The big talk of today is Russian President Vladimir Putin's surprising (and to some people, sickening) New York Times op-ed that stands against U.S. military intervention in Syria.
But this isn't Putin's first op-ed for the Times. Back in 1999, when he was still prime minister (Boris Yeltsin was still president at this point), Putin defended Russian military intervention in Chechnya.
The contrast between the two op-eds is stark. Today, Putin is making a "Plea for Caution," but back in 1999 he was telling America "Why We Must Act."
In 1999, Prime Minister Putin argued that Russia has been forced into an "antiterrorism campaign" in the breakaway Russian republic after a series of apartment bombing attacks. Putin compared Russia's "accurately targeted strikes" to U.S.-backed bombing of the former Yugoslavia. "Our commanders have clear instructions to avoid casualties among the general population," he writes.

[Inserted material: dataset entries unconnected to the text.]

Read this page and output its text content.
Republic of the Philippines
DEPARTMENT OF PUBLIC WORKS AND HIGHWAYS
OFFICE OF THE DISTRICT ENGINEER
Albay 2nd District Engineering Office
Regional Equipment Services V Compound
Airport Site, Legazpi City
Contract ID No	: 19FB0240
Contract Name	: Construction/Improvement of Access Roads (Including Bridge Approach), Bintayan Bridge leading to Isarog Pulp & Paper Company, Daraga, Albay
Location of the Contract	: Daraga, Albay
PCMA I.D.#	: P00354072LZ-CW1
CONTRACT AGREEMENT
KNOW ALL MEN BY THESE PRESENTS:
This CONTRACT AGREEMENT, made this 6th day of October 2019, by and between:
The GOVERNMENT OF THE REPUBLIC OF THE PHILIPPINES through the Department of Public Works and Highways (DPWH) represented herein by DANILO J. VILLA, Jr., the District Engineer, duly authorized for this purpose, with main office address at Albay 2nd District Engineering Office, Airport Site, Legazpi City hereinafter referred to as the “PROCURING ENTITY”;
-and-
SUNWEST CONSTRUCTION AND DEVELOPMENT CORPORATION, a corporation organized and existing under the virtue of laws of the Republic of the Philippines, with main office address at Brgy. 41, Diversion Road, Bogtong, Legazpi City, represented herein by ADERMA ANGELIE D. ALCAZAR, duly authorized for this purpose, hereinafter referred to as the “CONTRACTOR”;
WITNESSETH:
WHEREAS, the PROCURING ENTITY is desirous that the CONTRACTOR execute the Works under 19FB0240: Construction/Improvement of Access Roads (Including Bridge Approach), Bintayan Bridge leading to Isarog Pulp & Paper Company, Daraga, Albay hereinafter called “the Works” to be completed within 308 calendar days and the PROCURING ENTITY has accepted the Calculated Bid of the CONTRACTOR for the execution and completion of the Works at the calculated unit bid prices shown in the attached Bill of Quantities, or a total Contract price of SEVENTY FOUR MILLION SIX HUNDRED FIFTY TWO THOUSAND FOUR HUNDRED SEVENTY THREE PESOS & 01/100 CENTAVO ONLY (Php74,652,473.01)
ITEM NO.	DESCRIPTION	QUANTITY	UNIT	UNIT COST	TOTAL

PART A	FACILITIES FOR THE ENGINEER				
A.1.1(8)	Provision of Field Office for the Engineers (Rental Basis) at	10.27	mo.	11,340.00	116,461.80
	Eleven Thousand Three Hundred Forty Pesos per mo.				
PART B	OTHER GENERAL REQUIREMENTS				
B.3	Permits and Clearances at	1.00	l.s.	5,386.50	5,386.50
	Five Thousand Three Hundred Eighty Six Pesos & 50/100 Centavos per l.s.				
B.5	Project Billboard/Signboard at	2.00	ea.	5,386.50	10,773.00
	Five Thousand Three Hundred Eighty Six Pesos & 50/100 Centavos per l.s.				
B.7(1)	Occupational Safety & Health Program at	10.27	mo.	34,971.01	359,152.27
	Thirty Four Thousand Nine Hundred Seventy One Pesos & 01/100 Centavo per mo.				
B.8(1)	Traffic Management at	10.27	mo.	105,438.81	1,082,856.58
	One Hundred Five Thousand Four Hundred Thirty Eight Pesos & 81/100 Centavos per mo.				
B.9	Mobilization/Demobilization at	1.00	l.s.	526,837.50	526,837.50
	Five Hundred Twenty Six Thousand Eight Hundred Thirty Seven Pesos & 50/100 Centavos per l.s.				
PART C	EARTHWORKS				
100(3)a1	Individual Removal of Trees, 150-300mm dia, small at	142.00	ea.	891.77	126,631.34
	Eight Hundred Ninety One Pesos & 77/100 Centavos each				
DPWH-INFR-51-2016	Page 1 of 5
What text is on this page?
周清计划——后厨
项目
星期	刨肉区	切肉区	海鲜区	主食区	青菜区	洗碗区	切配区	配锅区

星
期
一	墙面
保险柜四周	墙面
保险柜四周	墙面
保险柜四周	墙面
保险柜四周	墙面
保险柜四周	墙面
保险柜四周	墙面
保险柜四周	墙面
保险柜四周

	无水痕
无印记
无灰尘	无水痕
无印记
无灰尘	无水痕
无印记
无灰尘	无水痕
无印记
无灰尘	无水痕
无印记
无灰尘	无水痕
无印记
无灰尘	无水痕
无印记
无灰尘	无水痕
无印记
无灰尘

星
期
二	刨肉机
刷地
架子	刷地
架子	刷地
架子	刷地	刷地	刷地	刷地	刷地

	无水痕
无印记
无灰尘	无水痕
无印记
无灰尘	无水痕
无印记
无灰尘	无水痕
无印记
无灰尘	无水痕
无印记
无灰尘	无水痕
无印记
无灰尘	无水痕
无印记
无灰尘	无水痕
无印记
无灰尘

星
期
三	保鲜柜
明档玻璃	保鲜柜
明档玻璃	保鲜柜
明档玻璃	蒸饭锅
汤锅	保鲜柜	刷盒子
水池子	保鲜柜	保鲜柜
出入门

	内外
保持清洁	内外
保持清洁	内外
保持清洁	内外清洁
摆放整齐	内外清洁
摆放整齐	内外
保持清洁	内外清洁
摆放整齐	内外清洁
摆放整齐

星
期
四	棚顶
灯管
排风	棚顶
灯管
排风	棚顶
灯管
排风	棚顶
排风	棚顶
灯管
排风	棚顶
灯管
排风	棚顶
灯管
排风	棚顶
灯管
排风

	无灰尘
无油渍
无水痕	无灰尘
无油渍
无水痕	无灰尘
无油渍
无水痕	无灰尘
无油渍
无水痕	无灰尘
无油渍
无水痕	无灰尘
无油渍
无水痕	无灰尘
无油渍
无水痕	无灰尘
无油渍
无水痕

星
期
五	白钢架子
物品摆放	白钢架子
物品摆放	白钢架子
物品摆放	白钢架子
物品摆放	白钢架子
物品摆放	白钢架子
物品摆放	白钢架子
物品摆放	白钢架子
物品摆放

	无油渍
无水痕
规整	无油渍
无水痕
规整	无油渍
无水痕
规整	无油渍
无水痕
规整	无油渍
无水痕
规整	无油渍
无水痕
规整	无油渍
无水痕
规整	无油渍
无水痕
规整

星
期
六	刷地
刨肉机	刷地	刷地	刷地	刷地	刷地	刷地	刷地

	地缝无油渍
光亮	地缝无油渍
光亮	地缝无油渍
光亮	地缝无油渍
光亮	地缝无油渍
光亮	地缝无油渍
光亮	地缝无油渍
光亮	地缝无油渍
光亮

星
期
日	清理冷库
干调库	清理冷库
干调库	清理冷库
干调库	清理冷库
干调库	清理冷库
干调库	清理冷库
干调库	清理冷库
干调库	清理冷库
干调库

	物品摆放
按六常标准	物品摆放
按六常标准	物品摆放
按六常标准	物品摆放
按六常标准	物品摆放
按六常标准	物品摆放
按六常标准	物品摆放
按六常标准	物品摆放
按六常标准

The backstory is that Chechnya had broken away from Russia after the first Chechen war during the chaotic post-Soviet 1990s. Putin, then a rising star in Moscow, had made reclaiming the effectively independent Chechnya a priority. What began as military strikes in 1999 evolved into a notoriously bloody conflict that would become known as the Second Chechen War, with separatist insurgents fighting until 2009.
Official estimates suggest the death toll could have been as high as 160,000, with huge numbers of civilians left injured, displaced, or dead. It's a very murky period of Russian history — there has been a long-running, and not completely incredible, rumor that the FSB (the successor agency to the KGB) engineered the apartment bombings as a "false flag" to garner support for Putin and a new war in Chechnya.
In 2013, the Russian leader's opinion seems to have changed. "No matter how targeted the strikes or how sophisticated the weapons, civilian casualties are inevitable, including the elderly and children, whom the strikes are meant to protect," he writes.
Despite the differences between the two op-eds, there's also one telling similarity. Both 2013 and 1999 Putin are clearly very worried about Islamic terrorism. In Syria, "there are more than enough Qaeda fighters and extremists of all stripes battling the government," Putin writes in 2013. In 1999, Putin was warning the readers of The New York Times that the Islamic terrorists he was fighting in Chechnya were financed by Osama bin Laden. If you remember this is two years before the September 11 attacks in the U.S., that does seem a little prescient.
There's also another factor: While Putin's 1999 op-ed may be framed in terms of military intervention, it may be better to think of it as Putin justifying a central government using extreme force to put down a rebellion. Think of it that way, and it's easy to see why Putin sympathizes with Syrian President Bashar al Assad.